A medida, oficializada por meio de portaria assinada pelo procurador regional eleitoral Marcos Alexandre B. W. de Queiroga, abrange municípios considerados estratégicos devido ao grande volume de público, à dimensão das festas e aos vultosos recursos públicos investidos. As cidades sob observação especial são Bananeiras, Cabedelo, Campina Grande, Cuité, Esperança, João Pessoa, Patos, Santa Luzia, Santa Rita, Sapé e Sousa.
Em recomendações enviadas aos prefeitos, o MP Eleitoral enfatiza que festas populares custeadas com dinheiro público não devem servir de palco para promoção eleitoral. A orientação estabelece a proibição explícita do uso de palcos, sistemas de som, microfones, telões, locuções oficiais e intervalos de shows para discursos, agradecimentos, divulgação de ações administrativas, ataques a adversários ou qualquer forma de autopromoção.
A diretriz também veda pedidos de apoio eleitoral, a divulgação de pré-candidaturas e manifestações, diretas ou indiretas, em favor de agentes políticos durante as celebrações juninas. Faixas, cartazes, vídeos, jingles, cores, símbolos ou expressões que possam remeter a campanhas eleitorais também estão proibidos.

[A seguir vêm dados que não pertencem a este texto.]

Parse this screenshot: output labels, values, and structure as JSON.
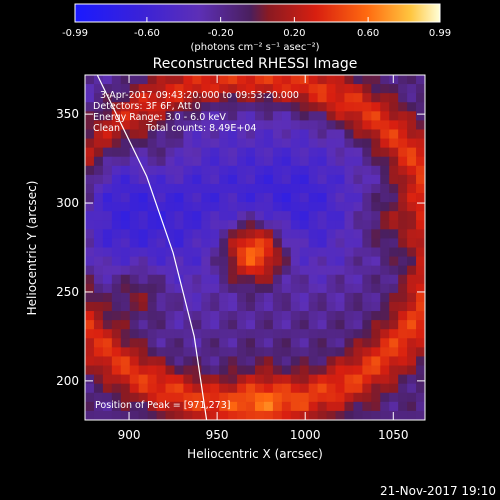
{
  "chart_data": {
    "type": "heatmap",
    "title": "Reconstructed RHESSI Image",
    "xlabel": "Heliocentric X (arcsec)",
    "ylabel": "Heliocentric Y (arcsec)",
    "xlim": [
      875,
      1068
    ],
    "ylim": [
      178,
      372
    ],
    "x_ticks": [
      900,
      950,
      1000,
      1050
    ],
    "y_ticks": [
      200,
      250,
      300,
      350
    ],
    "colorbar": {
      "range": [
        -0.99,
        0.99
      ],
      "ticks": [
        "-0.99",
        "-0.60",
        "-0.20",
        "0.20",
        "0.60",
        "0.99"
      ],
      "unit_label": "(photons cm⁻² s⁻¹ asec⁻²)"
    },
    "annotations": {
      "time_range": "3-Apr-2017 09:43:20.000 to 09:53:20.000",
      "detectors": "Detectors: 3F 6F, Att 0",
      "energy": "Energy Range: 3.0 - 6.0 keV",
      "clean": "Clean",
      "counts": "Total counts: 8.49E+04",
      "peak": "Position of Peak = [971,273]"
    },
    "peak": {
      "x": 971,
      "y": 273,
      "value": 0.99
    },
    "limb_line": [
      [
        882,
        372
      ],
      [
        910,
        315
      ],
      [
        925,
        272
      ],
      [
        937,
        225
      ],
      [
        944,
        178
      ]
    ],
    "timestamp": "21-Nov-2017 19:10"
  }
}
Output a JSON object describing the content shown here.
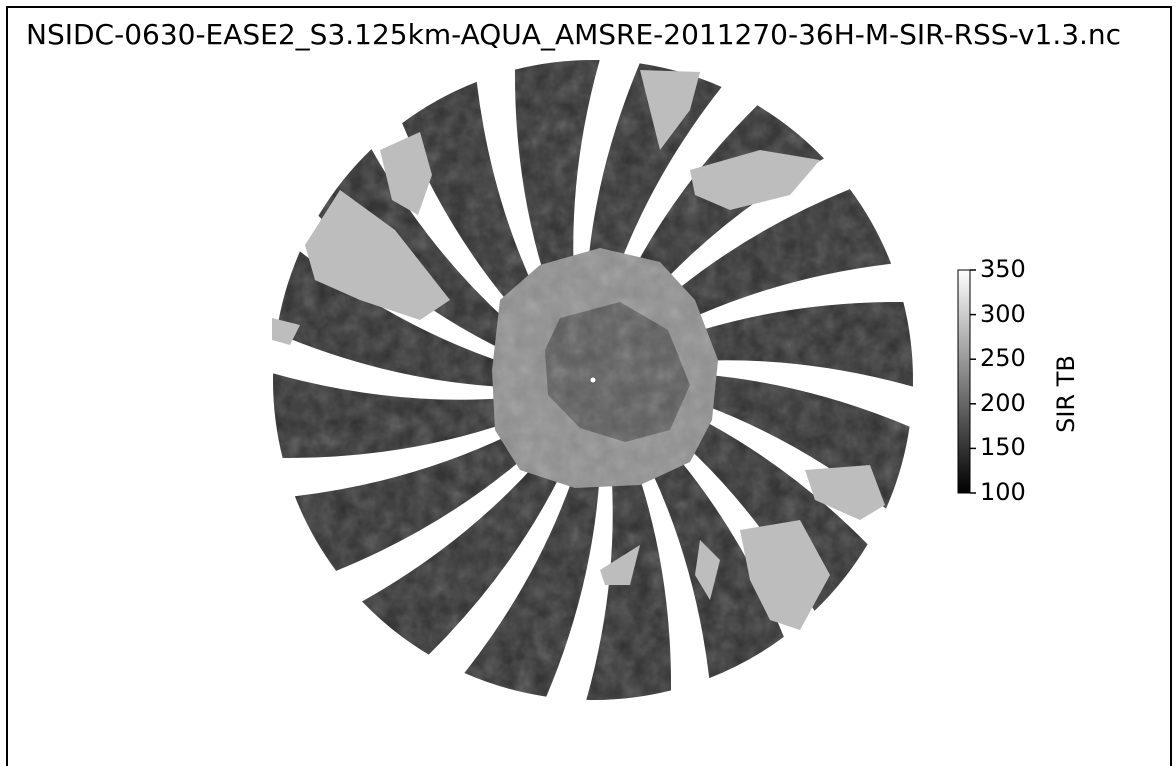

Para garantir a transparência e a conformidade, o Ministério Público determinou que as prefeituras gravem integralmente, em áudio e vídeo, todas as apresentações artísticas custeadas ou apoiadas pelo poder público. Esse material deverá ser preservado e apresentado mediante solicitação da Justiça Eleitoral ou do próprio MP Eleitoral.
Além disso, os municípios deverão orientar formalmente artistas contratados, secretários, servidores e equipes envolvidas na organização das festas. Contratos ou notificações específicas deverão deixar claro que elogios a gestores, citações a pré-candidatos, manifestações eleitorais ou a execução de jingles políticos durante os shows são estritamente proibidos.
A fiscalização se estende às redes sociais. A recomendação proíbe transmissões ao vivo dos eventos que incluam falas de natureza política, o impulsionamento de publicações irregulares e a divulgação de conteúdos que associem os festejos à imagem de gestores ou pré-candidatos.
O MP Eleitoral comunicará formalmente o Tribunal de Contas do Estado da Paraíba (TCE-PB), o Tribunal Regional Eleitoral da Paraíba (TRE-PB) e os partidos políticos sobre a iniciativa, a fim de reforçar a fiscalização durante o período junino. Os diretórios partidários foram orientados a informar seus filiados sobre as proibições relacionadas ao uso dos festejos para promoção eleitoral.
O uso indevido de eventos públicos poderá acarretar medidas imediatas por parte da Justiça Eleitoral, incluindo a interrupção da irregularidade, a remoção de conteúdos publicados na internet e a responsabilização dos envolvidos e beneficiários das condutas ilícitas.